Markus Kauczinski (l. mit Iashvili) beerbte Jörn Andersen im März 2012 als KSC-Trainer © imago

In Karlsruhe ruhen vor dem Relegationsspiel in Regensburg die Hoffnungen auf dem Trainer. Beim Jahn gibt es Wirbel um den Coach.

Karlsruhe/Regensburg - Die Hoffnung trägt in Karlsruhe den Namen Markus Kauczinski:

Die Teilnahme am Relegations-Hinspiel zur Zweiten Liga gegen Jahn Regensburg am Freitag (ab 20.15 Uhr im LIVE-TICKER, Zusammenfassung, Fr., ab 22.30 Uhr im TV auf SPORT1) hat der Karlsruher SC vor allem seinem Trainer zu verdanken.

Seitdem der 41-Jährige als Chefcoach auf der Trainerbank sitzt, hat der Traditionsverein in sieben Zweitligaspielen 13 Punkte eingefahren und die vergangenen vier Heimspiele gewonnen.

"Wir haben jetzt das Selbstbewusstsein, das die ganze Runde fehlte. Mit Kauczinski kamen Stabilität und Sicherheit zurück", sagte KSC-Präsident Ingo Wellenreuther.

Kauczinski reißt Ruder herum

Mit dem zweiten Trainerwechsel der Saison vom glücklosen Jörn Andersen zum ehemaligen U-23-Trainer Kauczinski hat der KSC im letzten Augenblick das Ruder herumgerissen (DATENCENTER: Zweitliga-Tabelle).

Aus fast aussichtsloser Lage hat Kauczinski den Ex-Bundesligisten noch in die Relegation geführt, entsprechend wird das Erreichen der Entscheidungsspiele in Karlsruhe gewertet.

"Die Relegation ist für uns ein Riesenerfolg. Wir waren schon abgeschlagen, hatten fünf Punkte Rückstand. Die Relegation war das Optimale, und das haben wir rausgeholt", sagte Kauczinski der "Rhein-Neckar-Zeitung":

"Das ist eine Riesenchance. Wir sind heiß."

Statistik spricht für Regensburg

Die Statistik spricht allerdings gegen den KSC.

Seit der Einführung der Relegationsspiele setzte sich in Dynamo Dresden, dem FC Ingolstadt und dem SC Paderborn bisher immer der Drittligist durch.

Kauczinski bleibt dennoch gelassen: "Das interessiert mich nicht. Der KSC war da doch nie dabei."

Ärger über Augsburg

Auch beim Gegner Jahn Regensburg steht der Trainer derzeit im Mittelpunkt.

Der bevorstehende Wechsel von Markus Weinzierl zum Bundesligisten FC Augsburg trübt beim Drittligisten allerdings die Vorfreude auf die Relegation.

"Wir waren völlig überrascht, wir wussten von nichts. Das war für uns ein echter Hammer, der zum ungünstigsten Zeitpunkt kam", sagte Regensburgs Sportchef Franz Gerber.

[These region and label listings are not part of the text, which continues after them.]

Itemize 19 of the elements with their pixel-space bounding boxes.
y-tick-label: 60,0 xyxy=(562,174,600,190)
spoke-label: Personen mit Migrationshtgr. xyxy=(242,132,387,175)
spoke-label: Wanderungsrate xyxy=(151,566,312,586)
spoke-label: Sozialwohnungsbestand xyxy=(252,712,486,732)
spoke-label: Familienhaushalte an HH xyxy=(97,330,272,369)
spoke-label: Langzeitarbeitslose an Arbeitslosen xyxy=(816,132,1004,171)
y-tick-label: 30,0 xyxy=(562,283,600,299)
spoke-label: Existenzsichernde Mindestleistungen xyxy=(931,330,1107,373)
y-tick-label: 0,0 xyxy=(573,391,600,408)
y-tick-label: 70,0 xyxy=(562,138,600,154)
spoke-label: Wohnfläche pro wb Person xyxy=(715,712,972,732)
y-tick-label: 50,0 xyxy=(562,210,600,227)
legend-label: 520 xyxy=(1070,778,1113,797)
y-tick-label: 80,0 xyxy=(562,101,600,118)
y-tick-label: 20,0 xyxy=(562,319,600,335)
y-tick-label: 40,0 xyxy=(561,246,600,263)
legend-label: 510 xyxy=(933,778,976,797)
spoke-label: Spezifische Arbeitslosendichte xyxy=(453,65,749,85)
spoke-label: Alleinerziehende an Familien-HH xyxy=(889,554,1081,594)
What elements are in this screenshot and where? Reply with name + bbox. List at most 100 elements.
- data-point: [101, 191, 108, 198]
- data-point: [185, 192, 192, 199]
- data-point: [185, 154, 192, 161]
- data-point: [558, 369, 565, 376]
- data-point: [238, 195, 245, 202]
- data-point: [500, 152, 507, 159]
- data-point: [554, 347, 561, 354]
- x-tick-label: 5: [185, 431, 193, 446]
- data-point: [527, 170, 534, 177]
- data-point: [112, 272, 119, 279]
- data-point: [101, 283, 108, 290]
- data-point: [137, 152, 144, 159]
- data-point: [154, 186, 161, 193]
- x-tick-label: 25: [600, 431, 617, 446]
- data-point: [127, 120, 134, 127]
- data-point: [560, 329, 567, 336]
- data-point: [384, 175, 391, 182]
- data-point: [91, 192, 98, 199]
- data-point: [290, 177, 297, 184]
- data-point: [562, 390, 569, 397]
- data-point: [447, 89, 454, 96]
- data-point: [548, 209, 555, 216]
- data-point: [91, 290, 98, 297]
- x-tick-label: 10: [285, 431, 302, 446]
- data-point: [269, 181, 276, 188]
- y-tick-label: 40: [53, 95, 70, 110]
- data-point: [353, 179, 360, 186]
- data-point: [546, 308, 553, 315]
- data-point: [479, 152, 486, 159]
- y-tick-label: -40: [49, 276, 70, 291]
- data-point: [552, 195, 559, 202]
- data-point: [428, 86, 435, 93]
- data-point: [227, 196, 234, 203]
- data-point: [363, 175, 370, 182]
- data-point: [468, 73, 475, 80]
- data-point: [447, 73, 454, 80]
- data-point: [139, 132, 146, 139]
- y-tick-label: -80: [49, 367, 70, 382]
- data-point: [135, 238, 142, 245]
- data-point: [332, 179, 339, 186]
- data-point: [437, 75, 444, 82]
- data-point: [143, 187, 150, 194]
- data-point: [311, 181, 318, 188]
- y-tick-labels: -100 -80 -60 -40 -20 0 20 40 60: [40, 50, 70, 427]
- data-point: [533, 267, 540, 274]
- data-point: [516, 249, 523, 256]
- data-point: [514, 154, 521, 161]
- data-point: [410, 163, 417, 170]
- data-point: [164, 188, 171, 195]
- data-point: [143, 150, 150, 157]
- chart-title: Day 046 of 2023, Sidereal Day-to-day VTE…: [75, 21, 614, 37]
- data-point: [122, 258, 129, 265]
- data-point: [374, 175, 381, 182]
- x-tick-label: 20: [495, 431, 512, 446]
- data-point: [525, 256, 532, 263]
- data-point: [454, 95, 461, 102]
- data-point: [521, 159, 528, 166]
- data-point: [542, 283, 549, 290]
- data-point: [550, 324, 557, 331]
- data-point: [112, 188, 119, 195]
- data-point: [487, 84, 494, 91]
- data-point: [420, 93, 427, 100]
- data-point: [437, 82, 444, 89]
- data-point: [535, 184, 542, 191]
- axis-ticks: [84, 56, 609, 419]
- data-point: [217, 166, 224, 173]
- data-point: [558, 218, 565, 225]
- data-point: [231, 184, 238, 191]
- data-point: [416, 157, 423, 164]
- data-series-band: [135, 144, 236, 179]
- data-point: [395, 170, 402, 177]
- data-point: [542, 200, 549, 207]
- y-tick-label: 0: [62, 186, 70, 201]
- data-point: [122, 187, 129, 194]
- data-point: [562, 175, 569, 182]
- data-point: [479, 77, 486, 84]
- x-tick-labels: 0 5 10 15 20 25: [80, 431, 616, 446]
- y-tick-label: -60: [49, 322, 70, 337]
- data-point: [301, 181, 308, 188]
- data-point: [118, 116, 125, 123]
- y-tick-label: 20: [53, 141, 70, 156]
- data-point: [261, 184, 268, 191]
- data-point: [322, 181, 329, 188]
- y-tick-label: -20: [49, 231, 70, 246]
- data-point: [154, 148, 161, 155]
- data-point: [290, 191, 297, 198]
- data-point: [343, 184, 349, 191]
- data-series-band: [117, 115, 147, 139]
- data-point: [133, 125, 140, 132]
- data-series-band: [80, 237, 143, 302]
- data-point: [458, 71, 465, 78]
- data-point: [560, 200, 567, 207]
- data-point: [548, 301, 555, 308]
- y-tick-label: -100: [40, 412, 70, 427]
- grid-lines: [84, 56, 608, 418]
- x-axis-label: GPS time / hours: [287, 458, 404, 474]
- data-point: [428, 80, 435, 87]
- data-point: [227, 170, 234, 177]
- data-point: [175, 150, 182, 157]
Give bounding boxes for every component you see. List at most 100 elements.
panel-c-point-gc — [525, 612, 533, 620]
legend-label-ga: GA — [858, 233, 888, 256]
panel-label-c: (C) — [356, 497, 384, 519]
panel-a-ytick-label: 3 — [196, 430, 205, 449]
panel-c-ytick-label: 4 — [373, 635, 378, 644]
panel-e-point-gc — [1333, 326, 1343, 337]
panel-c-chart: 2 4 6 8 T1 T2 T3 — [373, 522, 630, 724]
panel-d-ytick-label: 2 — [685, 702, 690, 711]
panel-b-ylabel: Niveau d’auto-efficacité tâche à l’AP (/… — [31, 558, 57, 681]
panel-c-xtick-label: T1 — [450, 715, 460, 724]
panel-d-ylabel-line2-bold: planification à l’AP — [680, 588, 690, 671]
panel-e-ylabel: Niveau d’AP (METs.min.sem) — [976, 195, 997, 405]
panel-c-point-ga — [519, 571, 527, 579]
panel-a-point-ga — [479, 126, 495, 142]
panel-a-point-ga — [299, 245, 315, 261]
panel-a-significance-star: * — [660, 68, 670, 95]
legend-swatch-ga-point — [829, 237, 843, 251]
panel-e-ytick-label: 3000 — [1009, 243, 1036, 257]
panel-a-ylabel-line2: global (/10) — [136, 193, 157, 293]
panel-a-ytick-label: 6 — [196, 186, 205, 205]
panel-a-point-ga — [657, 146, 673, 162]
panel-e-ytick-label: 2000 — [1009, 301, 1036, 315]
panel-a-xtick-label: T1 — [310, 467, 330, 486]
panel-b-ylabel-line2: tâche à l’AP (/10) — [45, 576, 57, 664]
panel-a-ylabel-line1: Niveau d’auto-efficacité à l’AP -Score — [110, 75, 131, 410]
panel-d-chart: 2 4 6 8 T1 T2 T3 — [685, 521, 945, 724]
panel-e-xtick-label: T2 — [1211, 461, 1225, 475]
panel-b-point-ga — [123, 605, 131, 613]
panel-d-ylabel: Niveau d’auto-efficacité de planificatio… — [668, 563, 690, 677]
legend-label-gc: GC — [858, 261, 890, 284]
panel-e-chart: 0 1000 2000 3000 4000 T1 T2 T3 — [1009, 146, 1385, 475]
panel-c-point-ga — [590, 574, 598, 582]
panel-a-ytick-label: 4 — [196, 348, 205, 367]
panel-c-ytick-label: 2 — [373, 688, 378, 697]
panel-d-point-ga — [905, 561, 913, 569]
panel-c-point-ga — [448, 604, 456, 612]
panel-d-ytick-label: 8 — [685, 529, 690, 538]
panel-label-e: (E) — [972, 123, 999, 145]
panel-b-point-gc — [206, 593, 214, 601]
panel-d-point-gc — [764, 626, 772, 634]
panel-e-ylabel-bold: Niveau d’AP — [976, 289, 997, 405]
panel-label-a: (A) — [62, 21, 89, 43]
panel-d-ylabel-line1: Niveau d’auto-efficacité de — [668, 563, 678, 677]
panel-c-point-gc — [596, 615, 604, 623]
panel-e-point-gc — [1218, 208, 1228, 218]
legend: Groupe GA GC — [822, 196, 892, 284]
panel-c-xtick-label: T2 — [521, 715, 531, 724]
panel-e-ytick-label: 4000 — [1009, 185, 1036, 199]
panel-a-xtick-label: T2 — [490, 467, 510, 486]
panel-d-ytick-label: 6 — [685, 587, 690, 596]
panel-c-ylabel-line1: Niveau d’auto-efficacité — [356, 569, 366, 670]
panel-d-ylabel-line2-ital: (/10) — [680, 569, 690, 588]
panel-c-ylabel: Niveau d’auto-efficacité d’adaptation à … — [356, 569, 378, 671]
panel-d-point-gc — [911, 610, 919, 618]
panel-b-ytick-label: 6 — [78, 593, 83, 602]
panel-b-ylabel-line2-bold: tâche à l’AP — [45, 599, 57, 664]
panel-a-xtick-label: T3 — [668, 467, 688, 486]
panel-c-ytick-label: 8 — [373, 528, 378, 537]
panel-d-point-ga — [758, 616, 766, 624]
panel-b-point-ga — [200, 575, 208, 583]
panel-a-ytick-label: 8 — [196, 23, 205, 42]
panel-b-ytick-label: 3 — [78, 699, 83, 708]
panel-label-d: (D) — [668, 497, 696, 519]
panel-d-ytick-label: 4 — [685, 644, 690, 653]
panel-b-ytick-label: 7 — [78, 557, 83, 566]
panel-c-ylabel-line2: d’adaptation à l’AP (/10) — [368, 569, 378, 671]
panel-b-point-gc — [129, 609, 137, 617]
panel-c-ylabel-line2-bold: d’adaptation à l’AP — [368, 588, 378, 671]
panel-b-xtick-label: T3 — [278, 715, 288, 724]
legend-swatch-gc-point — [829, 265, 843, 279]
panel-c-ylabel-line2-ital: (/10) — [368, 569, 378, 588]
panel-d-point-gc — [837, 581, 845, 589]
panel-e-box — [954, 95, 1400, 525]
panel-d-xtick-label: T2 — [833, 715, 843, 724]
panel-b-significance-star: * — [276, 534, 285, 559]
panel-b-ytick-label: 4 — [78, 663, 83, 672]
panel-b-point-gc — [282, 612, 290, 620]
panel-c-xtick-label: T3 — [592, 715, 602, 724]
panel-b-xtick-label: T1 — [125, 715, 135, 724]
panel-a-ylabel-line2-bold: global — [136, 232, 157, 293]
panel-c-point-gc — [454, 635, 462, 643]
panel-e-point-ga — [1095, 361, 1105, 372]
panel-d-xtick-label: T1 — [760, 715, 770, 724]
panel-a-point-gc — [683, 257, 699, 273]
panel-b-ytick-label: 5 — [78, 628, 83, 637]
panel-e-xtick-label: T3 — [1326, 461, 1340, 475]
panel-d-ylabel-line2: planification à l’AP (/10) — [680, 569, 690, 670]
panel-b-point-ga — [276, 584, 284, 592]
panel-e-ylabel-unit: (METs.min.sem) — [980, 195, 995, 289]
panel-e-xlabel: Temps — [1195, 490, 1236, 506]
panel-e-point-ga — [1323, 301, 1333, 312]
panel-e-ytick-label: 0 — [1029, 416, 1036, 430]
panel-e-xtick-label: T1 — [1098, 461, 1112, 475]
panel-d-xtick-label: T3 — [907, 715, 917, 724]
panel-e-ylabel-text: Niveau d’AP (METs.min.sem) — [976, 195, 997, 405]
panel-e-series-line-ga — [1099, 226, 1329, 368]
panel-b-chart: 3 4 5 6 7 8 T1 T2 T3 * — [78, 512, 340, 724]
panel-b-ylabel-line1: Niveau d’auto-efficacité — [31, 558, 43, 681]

Der frühere Profi ist richtig sauer auf die Schwaben: "Es ist schade, dass uns eine Indiskretion in Augsburg jetzt das Leben so schwer macht."

"Noch nichts unterschrieben"

Gerber geht davon aus, dass Weinzierl zum FCA wechselt.

"Er hat bestätigt, dass er Kontakt mit Augsburg hat, aber auch versichert, dass noch nichts unterschrieben ist. Wir müssen aber damit rechnen, dass er uns verlässt."

Weinzierl selbst hatte bereits nach dem Abpfiff der Drittliga-Partie der Regensburger gegen Carl Zeiss Jena (1:1) seinen Abschied durch die Blume angedeutet.

"Natürlich würde ich gerne in der Bundesliga trainieren. Wenn eine solche Anfrage kommt, ist das auch ein Kompliment für die Mannschaft", hatte der Jahn-Coach gesagt.

Trainer-Diskussionen ohne Einfluss

Für Kauczinski spielt der bevorstehende Wechsel seines Trainer-Kollegen für die Relegation keine Rolle:

"Das wird die Leistung der Regensburger nicht negativ beeinflussen. Die spielen, um aufzusteigen. Der Jahn wird alles dafür geben, in die Zweite Liga aufzusteigen, auch wenn der Trainer eventuell geht."